Sebagai contoh, Indonesia dapat mendirikan infrastruktur manufaktur panel surya serta sel lokal. Seluruh dunia, termasuk Indonesia, akan membutuhkan lebih lanjut banyak panel surya lalu akumulator untuk memenuhi target dekarbonisasi masing-masing. Ketika Indonesia dapat memproduksi panel serta akumulator secara mandiri, tidaklah hanya saja Indonesia dapat memperoleh pendapatan ekspor, namun Indonesia juga akan menghemat sejumlah biaya impor.
Berinvestasi di area sektor hijau lokal juga dapat meningkatkan porsi manufaktur terhadap Ekonomi Nasional Indonesia, yang tersebut telah terjadi merosot selama 20 tahun terakhir. Lapangan kerja berkualitas tinggi akan tercipta, dan juga economic multiplier effect akan dirasakan Indonesia. Hal ini sudah pernah terjadi dalam RRT selama dekade terakhir; dan juga buktinya adalah resiliensi kegiatan ekonomi melalui kapasitas sektor hijau yang dimaksud berprogres pesat.
Prinsip lainnya ialah dengan mengupayakan solusi iklim yang berdasarkan karakteristik bio-regional Indonesia. Indonesia dikaruniai tiga pilar transisi energi: sumber daya energi baru lalu terbarukan yang melimpah (~3.868 GW kapasitas energi terbarukan), critical minerals yang dapat dihilirisasi menjadi komoditas ramah lingkungan (mis. turunan nikel, kobalt), kemudian solusi karbon berbasis alam kemudian biologis yang mana bervariasi (mis. biofuels, penangkapan alam).
Memanfaatkan tiga pilar ini, dengan fokus industrialisasi lokal, Indonesia dapat menggalakkan perkembangan sektor ekonomi yang kuat yang beriringan dengan pencapaian target dekarbonisasi.
Peluang-peluang ini tidaklah dapat belaka dikerjakan oleh segelintir orang Indonesia saja.
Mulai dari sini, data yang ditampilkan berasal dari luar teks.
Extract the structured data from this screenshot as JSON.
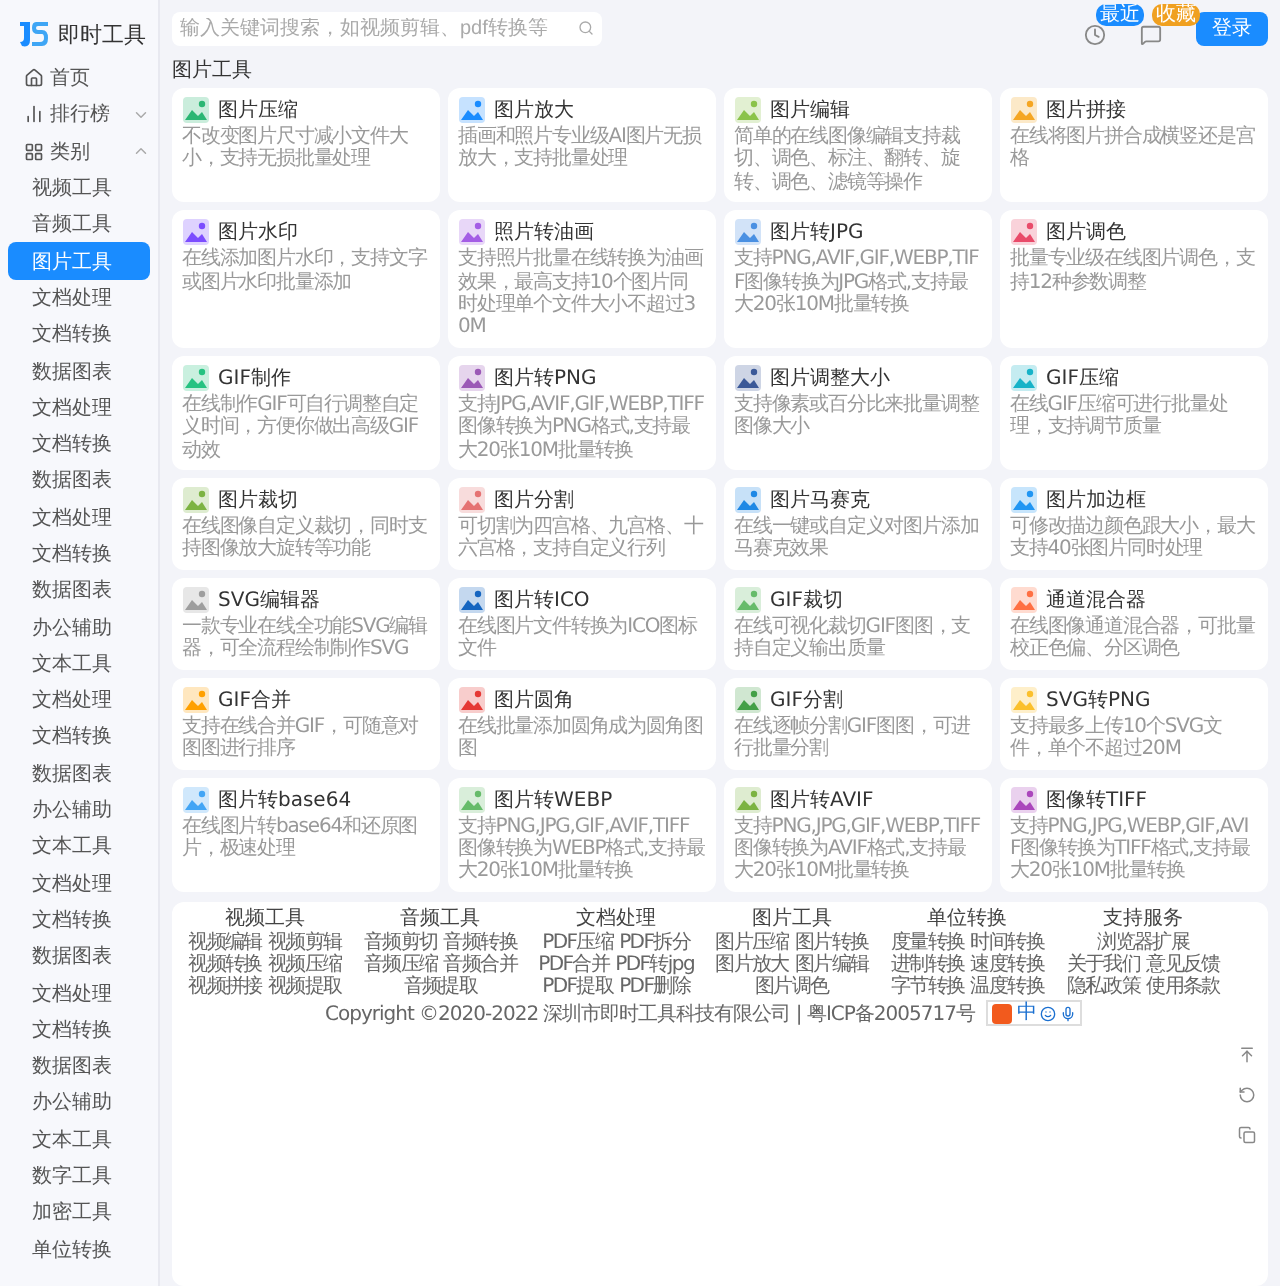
{
  "logo": {
    "text": "即时工具"
  },
  "search": {
    "placeholder": "输入关键词搜索，如视频剪辑、pdf转换等"
  },
  "header_actions": [
    {
      "kind": "history",
      "badge": "最近"
    },
    {
      "kind": "favorite",
      "badge": "收藏"
    }
  ],
  "login_button": "登录",
  "sidebar": {
    "items": [
      {
        "kind": "home",
        "label": "首页",
        "selected": false
      },
      {
        "kind": "ranking",
        "label": "排行榜",
        "selected": false,
        "expanded": false
      },
      {
        "kind": "category",
        "label": "类别",
        "selected": false,
        "expanded": true,
        "children": [
          {
            "label": "视频工具",
            "selected": false
          },
          {
            "label": "音频工具",
            "selected": false
          },
          {
            "label": "图片工具",
            "selected": true
          },
          {
            "label": "文档处理",
            "selected": false
          },
          {
            "label": "文档转换",
            "selected": false
          },
          {
            "label": "数据图表",
            "selected": false
          },
          {
            "label": "文档处理",
            "selected": false
          },
          {
            "label": "文档转换",
            "selected": false
          },
          {
            "label": "数据图表",
            "selected": false
          },
          {
            "label": "文档处理",
            "selected": false
          },
          {
            "label": "文档转换",
            "selected": false
          },
          {
            "label": "数据图表",
            "selected": false
          },
          {
            "label": "办公辅助",
            "selected": false
          },
          {
            "label": "文本工具",
            "selected": false
          },
          {
            "label": "文档处理",
            "selected": false
          },
          {
            "label": "文档转换",
            "selected": false
          },
          {
            "label": "数据图表",
            "selected": false
          },
          {
            "label": "办公辅助",
            "selected": false
          },
          {
            "label": "文本工具",
            "selected": false
          },
          {
            "label": "文档处理",
            "selected": false
          },
          {
            "label": "文档转换",
            "selected": false
          },
          {
            "label": "数据图表",
            "selected": false
          },
          {
            "label": "文档处理",
            "selected": false
          },
          {
            "label": "文档转换",
            "selected": false
          },
          {
            "label": "数据图表",
            "selected": false
          },
          {
            "label": "办公辅助",
            "selected": false
          },
          {
            "label": "文本工具",
            "selected": false
          },
          {
            "label": "数字工具",
            "selected": false
          },
          {
            "label": "加密工具",
            "selected": false
          },
          {
            "label": "单位转换",
            "selected": false
          }
        ]
      }
    ]
  },
  "page_title": "图片工具",
  "tools": [
    {
      "title": "图片压缩",
      "description": "不改变图片尺寸减小文件大小，支持无损批量处理"
    },
    {
      "title": "图片放大",
      "description": "插画和照片专业级AI图片无损放大，支持批量处理"
    },
    {
      "title": "图片编辑",
      "description": "简单的在线图像编辑支持裁切、调色、标注、翻转、旋转、调色、滤镜等操作"
    },
    {
      "title": "图片拼接",
      "description": "在线将图片拼合成横竖还是宫格"
    },
    {
      "title": "图片水印",
      "description": "在线添加图片水印，支持文字或图片水印批量添加"
    },
    {
      "title": "照片转油画",
      "description": "支持照片批量在线转换为油画效果，最高支持10个图片同时处理单个文件大小不超过30M"
    },
    {
      "title": "图片转JPG",
      "description": "支持PNG,AVIF,GIF,WEBP,TIFF图像转换为JPG格式,支持最大20张10M批量转换"
    },
    {
      "title": "图片调色",
      "description": "批量专业级在线图片调色，支持12种参数调整"
    },
    {
      "title": "GIF制作",
      "description": "在线制作GIF可自行调整自定义时间，方便你做出高级GIF动效"
    },
    {
      "title": "图片转PNG",
      "description": "支持JPG,AVIF,GIF,WEBP,TIFF图像转换为PNG格式,支持最大20张10M批量转换"
    },
    {
      "title": "图片调整大小",
      "description": "支持像素或百分比来批量调整图像大小"
    },
    {
      "title": "GIF压缩",
      "description": "在线GIF压缩可进行批量处理，支持调节质量"
    },
    {
      "title": "图片裁切",
      "description": "在线图像自定义裁切，同时支持图像放大旋转等功能"
    },
    {
      "title": "图片分割",
      "description": "可切割为四宫格、九宫格、十六宫格，支持自定义行列"
    },
    {
      "title": "图片马赛克",
      "description": "在线一键或自定义对图片添加马赛克效果"
    },
    {
      "title": "图片加边框",
      "description": "可修改描边颜色跟大小，最大支持40张图片同时处理"
    },
    {
      "title": "SVG编辑器",
      "description": "一款专业在线全功能SVG编辑器，可全流程绘制制作SVG"
    },
    {
      "title": "图片转ICO",
      "description": "在线图片文件转换为ICO图标文件"
    },
    {
      "title": "GIF裁切",
      "description": "在线可视化裁切GIF图图，支持自定义输出质量"
    },
    {
      "title": "通道混合器",
      "description": "在线图像通道混合器，可批量校正色偏、分区调色"
    },
    {
      "title": "GIF合并",
      "description": "支持在线合并GIF，可随意对图图进行排序"
    },
    {
      "title": "图片圆角",
      "description": "在线批量添加圆角成为圆角图图"
    },
    {
      "title": "GIF分割",
      "description": "在线逐帧分割GIF图图，可进行批量分割"
    },
    {
      "title": "SVG转PNG",
      "description": "支持最多上传10个SVG文件，单个不超过20M"
    },
    {
      "title": "图片转base64",
      "description": "在线图片转base64和还原图片，极速处理"
    },
    {
      "title": "图片转WEBP",
      "description": "支持PNG,JPG,GIF,AVIF,TIFF图像转换为WEBP格式,支持最大20张10M批量转换"
    },
    {
      "title": "图片转AVIF",
      "description": "支持PNG,JPG,GIF,WEBP,TIFF图像转换为AVIF格式,支持最大20张10M批量转换"
    },
    {
      "title": "图像转TIFF",
      "description": "支持PNG,JPG,WEBP,GIF,AVIF图像转换为TIFF格式,支持最大20张10M批量转换"
    }
  ],
  "footer": {
    "columns": [
      {
        "heading": "视频工具",
        "links": [
          "视频编辑",
          "视频剪辑",
          "视频转换",
          "视频压缩",
          "视频拼接",
          "视频提取"
        ]
      },
      {
        "heading": "音频工具",
        "links": [
          "音频剪切",
          "音频转换",
          "音频压缩",
          "音频合并",
          "音频提取"
        ]
      },
      {
        "heading": "文档处理",
        "links": [
          "PDF压缩",
          "PDF拆分",
          "PDF合并",
          "PDF转jpg",
          "PDF提取",
          "PDF删除"
        ]
      },
      {
        "heading": "图片工具",
        "links": [
          "图片压缩",
          "图片转换",
          "图片放大",
          "图片编辑",
          "图片调色"
        ]
      },
      {
        "heading": "单位转换",
        "links": [
          "度量转换",
          "时间转换",
          "进制转换",
          "速度转换",
          "字节转换",
          "温度转换"
        ]
      },
      {
        "heading": "支持服务",
        "links": [
          "浏览器扩展",
          "关于我们",
          "意见反馈",
          "隐私政策",
          "使用条款"
        ]
      }
    ],
    "copyright": "Copyright ©2020-2022 深圳市即时工具科技有限公司 | 粤ICP备2005717号"
  },
  "ime_toolbar": {
    "label": "中"
  }
}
Kita membutuhkan seluruh anak bangsa, dengan paradigma “climate realist.” Kita perlu anak bangsa yang digunakan terbaik dan juga tercerdas, pada Indonesia maupun di area luar negeri.
Lantas, apa yang digunakan dapat Anda lakukan sekarang?
Pelajari teknologi hijau yang mana mutakhir di tempat luar negeri serta bawa keahlian yang disebutkan kembali ke Indonesia, untuk bangun industrinya. Terlibatlah pada dialog kebijakan rakyat yang konstruktif, bukanlah destruktif, juga berkelanjutan yang tersebut dapat berubah dialog belaka menjadi aksi nyata.
Dan terakhir, sebarkan kesadaran untuk menarik tambahan berbagai ‘climate realists’. Gunakan platform, seperti media sosial Anda, untuk mengomunikasikan urgensi aksi iklim juga yang paling penting, gaungkan cerita mengenai kesempatan dunia usaha menarik dari dekarbonisasi ini.
Masa depan Indonesia untuk mencapai Net Zero Emissions sekaligus pergi dari dari “middle income trap” mencapai Indonesia Emas 2045 ada di tempat tangan Anda, juga kita semua, pemuda-pemudi penerus bangsa Indonesia.